= Housing action trust =

Defunct public bodies in England

Housing action trusts (HAT) were non-departmental public bodies, set up to redevelop some of the poorest council housing estates in England's inner-city suburbs.

Six housing action trusts were established under the Housing Act 1988. Each HAT was administered by a board appointed by the Deputy Prime Minister. They were required to award construction works contracts in accordance with public sector procurement laws.

The six housing action trusts were as follows:
- North Hull HAT was the first to wind up, in 1999.
- Liverpool HAT demolished 54 high-rise blocks, built new homes on the land, and refurbished 13 other tower blocks.
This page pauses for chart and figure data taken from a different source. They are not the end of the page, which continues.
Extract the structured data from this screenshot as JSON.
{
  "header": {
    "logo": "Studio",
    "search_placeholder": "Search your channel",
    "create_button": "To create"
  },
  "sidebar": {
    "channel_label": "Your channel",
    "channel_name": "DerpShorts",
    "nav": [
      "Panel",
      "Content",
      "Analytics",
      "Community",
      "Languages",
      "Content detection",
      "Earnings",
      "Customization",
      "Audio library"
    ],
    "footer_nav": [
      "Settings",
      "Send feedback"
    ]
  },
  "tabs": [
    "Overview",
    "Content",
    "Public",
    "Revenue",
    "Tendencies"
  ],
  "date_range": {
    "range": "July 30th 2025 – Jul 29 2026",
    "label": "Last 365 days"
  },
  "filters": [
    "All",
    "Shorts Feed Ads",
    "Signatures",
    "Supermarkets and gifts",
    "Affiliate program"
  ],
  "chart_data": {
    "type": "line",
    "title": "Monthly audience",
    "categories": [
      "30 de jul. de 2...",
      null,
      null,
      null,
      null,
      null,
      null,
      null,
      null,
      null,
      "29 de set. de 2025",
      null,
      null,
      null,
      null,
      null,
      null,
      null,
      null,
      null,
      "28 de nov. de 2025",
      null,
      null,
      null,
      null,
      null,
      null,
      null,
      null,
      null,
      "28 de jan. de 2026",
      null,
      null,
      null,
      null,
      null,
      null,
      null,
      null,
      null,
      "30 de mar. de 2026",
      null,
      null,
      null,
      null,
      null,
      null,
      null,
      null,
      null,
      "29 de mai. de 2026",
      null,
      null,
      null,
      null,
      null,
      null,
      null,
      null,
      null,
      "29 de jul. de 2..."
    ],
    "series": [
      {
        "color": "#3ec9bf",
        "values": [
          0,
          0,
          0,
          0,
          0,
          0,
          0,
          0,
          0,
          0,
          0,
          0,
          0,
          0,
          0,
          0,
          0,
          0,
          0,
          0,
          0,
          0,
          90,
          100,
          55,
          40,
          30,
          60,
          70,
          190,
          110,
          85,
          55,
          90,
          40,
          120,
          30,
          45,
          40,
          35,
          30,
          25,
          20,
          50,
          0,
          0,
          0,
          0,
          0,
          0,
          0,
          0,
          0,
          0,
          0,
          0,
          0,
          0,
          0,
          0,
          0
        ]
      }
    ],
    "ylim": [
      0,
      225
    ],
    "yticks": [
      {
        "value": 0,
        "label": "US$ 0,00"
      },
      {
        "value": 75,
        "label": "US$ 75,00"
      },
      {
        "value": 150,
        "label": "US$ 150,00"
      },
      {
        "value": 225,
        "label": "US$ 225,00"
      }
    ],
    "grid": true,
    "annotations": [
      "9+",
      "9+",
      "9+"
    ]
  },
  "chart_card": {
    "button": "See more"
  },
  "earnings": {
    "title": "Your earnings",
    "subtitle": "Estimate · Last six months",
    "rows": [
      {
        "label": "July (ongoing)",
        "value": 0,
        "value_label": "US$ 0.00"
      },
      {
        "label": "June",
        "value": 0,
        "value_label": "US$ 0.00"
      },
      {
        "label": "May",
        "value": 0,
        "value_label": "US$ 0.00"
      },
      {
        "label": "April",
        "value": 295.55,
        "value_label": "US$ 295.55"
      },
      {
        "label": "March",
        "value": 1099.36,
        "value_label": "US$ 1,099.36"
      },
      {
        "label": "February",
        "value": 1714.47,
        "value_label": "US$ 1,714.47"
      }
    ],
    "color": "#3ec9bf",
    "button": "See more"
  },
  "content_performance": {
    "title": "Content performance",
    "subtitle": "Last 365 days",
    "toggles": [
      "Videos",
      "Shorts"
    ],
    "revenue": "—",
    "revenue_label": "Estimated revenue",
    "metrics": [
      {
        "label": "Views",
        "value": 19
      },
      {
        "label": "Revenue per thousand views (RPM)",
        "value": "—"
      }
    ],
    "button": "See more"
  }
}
It was wound up in 2005.
- Stonebridge HAT in Harlesden, Brent, north-west London, was the last to shut down in 2007.
- Waltham Forest HAT, covering Cathall Road estate in Leytonstone, Oliver Close estate in Leyton, Boundary Road estate in Walthamstow and Chingford Hall Estate in Chingford. Waltham Forest HAT transferred its redeveloped estates to Community-based Housing Association and shut down in April 2002. English Partnerships then demolished four empty tower blocks.
- Tower Hamlets HAT in east London, covering Montieth, Tredegar and Lefevre Walk estates in Bow. Replacement housing is owned by successor body Old Ford Housing Association.
- Castle Vale HAT in Birmingham demolished 32 tower blocks on one of Britain's largest estates. Castle Vale HAT shut down in March 2005.

HATs were intended to have a short lifespan. After completing regeneration of their estates, the HATs transferred ownership of the tenanted housing estates to other social landlords, in some cases setting up local housing associations which later formed group structures with other associations. All the HATs' residuary assets and undertakings then passed to English Partnerships.